There is a tendency to be intimidated when it appears that an allegation of race discrimination is made. It is probably best that way but recent cases suggest that while schools and colleges need to be alert to their responsibilities, they do not need to collapse every time they are accused of prejudice.

In Abiola v North Yorkshire County Council, a teacher claimed that the council and a string of schools were guilty of discrimination in failing to put him on the county's 'pool' of supply teachers and/or employing him. In aid of his case he presented the statistics for employment in North Yorkshire which showed that 95.1 per cent of teachers in North Yorkshire were ethnically white British.

The employment appeal tribunal was unimpressed. The council and the schools were undoubtedly in breach of their statutory duty to monitor their employees (and also to consider what they could do to remedy the imbalance) but that was not discrimination aimed at the teacher personally, and in a discrimination case it is a matter of a detriment to the individual.

More importantly, there were ample other reasons which would have precluded him from employment, not least his refusal to produce references from previous employers.

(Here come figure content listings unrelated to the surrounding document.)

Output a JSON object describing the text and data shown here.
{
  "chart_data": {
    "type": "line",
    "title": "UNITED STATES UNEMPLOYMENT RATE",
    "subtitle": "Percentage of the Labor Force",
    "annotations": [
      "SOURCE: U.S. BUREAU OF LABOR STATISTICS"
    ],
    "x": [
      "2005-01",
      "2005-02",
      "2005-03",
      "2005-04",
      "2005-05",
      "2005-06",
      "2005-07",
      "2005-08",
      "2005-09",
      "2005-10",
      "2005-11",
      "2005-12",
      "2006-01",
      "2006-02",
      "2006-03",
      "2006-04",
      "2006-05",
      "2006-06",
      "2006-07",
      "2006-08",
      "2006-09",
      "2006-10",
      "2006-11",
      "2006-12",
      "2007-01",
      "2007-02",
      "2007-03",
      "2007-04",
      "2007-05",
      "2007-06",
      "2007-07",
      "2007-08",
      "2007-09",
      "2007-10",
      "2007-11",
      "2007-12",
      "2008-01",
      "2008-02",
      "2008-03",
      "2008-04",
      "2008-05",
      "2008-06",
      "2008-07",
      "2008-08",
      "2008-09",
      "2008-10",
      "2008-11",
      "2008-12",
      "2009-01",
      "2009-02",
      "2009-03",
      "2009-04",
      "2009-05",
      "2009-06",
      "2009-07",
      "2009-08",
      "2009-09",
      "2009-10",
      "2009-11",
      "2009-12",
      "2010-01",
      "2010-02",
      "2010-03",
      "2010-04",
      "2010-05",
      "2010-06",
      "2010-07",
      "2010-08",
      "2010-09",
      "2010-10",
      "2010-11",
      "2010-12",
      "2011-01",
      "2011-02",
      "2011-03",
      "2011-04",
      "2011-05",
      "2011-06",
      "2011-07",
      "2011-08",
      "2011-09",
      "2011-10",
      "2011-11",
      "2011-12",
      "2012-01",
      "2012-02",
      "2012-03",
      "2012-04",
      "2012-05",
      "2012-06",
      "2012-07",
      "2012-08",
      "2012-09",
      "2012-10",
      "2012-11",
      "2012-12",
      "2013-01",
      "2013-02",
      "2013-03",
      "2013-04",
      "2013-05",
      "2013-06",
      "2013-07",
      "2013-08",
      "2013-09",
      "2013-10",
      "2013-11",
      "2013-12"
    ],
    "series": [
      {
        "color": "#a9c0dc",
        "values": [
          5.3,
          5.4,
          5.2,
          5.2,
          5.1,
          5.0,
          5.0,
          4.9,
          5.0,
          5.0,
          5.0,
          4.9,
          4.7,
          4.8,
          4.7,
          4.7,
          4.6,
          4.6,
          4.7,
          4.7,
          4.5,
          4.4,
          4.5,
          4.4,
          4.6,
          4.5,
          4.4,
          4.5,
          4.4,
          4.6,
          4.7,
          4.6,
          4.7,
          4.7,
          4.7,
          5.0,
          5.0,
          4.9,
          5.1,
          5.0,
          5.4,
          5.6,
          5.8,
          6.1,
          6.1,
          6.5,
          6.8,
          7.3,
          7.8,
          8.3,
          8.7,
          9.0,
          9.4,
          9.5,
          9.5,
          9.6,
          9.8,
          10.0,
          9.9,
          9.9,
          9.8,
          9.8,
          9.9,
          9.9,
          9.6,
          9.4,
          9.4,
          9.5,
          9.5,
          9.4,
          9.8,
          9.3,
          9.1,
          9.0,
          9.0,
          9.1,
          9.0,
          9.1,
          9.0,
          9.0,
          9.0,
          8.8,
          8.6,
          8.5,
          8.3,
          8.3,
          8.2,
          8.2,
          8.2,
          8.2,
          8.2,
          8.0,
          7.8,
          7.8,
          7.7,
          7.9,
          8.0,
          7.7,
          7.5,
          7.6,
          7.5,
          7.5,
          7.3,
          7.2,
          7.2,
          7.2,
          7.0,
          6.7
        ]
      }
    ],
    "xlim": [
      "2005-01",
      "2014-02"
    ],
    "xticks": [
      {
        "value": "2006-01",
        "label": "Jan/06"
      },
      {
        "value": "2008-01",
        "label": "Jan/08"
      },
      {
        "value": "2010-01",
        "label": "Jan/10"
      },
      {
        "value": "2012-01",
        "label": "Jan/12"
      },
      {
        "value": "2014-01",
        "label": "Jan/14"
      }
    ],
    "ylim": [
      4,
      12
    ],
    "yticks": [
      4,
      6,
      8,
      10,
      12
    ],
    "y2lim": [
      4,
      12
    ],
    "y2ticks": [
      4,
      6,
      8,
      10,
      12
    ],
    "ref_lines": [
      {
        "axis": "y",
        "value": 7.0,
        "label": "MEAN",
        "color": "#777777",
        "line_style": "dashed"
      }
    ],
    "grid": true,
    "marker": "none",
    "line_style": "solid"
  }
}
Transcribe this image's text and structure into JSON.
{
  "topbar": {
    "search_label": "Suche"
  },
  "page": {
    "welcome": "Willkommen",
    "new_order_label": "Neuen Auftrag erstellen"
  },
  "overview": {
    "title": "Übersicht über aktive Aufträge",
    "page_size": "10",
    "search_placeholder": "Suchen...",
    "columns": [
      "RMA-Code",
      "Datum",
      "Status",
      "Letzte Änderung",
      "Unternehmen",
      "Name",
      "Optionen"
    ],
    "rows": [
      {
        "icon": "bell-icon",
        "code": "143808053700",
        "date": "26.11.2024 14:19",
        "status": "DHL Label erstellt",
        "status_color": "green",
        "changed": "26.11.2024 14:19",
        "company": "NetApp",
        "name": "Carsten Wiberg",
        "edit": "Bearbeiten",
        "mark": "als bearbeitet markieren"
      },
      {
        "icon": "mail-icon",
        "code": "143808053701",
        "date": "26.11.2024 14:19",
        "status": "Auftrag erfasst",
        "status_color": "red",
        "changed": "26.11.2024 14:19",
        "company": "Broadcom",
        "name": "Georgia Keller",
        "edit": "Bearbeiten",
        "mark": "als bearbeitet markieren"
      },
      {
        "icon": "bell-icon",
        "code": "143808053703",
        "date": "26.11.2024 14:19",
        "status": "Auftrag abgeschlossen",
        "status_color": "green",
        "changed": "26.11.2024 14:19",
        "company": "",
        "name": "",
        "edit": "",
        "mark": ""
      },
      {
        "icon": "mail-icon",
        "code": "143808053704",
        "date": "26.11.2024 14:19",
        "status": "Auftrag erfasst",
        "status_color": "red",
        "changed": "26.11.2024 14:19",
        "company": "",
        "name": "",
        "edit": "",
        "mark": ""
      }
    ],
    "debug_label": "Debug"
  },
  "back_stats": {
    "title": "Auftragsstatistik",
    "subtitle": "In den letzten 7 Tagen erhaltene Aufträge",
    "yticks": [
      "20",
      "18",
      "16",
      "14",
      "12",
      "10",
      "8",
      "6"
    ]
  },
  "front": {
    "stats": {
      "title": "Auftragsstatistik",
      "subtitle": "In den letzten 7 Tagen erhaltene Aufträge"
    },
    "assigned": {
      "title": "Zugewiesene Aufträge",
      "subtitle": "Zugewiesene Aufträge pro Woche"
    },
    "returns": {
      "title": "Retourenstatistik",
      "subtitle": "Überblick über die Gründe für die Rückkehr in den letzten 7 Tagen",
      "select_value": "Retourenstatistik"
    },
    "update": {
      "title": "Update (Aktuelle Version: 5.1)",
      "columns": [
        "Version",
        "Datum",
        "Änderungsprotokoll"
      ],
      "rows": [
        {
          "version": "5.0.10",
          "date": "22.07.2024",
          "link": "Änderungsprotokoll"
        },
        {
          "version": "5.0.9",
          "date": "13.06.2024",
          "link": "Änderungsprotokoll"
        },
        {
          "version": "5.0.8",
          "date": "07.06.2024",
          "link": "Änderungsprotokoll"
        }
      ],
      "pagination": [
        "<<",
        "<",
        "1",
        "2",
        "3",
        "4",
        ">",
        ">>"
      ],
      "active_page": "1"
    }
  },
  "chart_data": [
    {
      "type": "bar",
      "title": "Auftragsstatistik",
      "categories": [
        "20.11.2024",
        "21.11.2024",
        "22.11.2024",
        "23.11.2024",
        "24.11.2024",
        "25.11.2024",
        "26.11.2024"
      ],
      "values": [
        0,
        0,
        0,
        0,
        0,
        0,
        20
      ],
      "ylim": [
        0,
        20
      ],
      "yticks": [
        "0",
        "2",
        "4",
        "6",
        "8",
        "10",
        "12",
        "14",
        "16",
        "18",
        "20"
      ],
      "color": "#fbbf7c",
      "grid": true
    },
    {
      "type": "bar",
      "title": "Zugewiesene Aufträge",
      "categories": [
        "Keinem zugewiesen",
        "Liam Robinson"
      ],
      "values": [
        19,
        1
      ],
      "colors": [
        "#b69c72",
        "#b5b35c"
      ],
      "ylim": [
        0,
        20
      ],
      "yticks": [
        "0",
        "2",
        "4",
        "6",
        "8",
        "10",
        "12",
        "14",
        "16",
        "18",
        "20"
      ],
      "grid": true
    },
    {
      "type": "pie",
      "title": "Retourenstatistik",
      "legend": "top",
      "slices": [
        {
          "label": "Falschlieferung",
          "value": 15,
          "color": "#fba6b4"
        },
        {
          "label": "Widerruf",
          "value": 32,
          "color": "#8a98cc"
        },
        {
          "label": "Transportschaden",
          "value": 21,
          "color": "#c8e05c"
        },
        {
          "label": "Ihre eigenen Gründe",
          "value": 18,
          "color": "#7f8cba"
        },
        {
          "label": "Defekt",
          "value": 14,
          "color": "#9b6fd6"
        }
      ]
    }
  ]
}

This question of reasons is crucial. To put the onus on the employer to show that it has not discriminated, the employee has to produce facts that tend to show that there has been discrimination. A difference in race cannot in itself lead to an inference of discrimination.

This is so even where a case shows gross unfairness. In Arhin v Enfield PCT there were two employees of a primary care trust (PCT), both of whom had the same job description. There was a reduction of staff. One employee, who was a white male, was slotted in. The other, who was a non-white woman, was made redundant, even though she had at least equal qualifications.

However, as the EAT pointed out, "an employer only has to satisfy some other reason (than race). The reason does not have to be inherently justifiable. It does not have to be a good reason in a moral sense. It simply has to be a reason which has nothing to do with race."

This case also, however, raises the question of up-to-date and accurate job descriptions. The employer's defence was that although the two people concerned had the same job description, they were not in fact doing the same job.

While the tribunal accepted that this was not uncommon or a fatal flaw, it was not at all impressed that an employer who was purporting to 'slot in' someone on the grounds that he was already doing much the same job, was slotted in to a post for which no job description could be produced.

Moreover, an employer cannot just claim something was a mistake. A tribunal will want to know why the employer made a mistake. Did s/he check with human resources? What was the response when alerted to the issue?

There are going to be analogous situations in future years in schools and colleges. It will be worth learning the lessons before things go wrong. It might, for example, be useful to check job descriptions against actual jobs being done.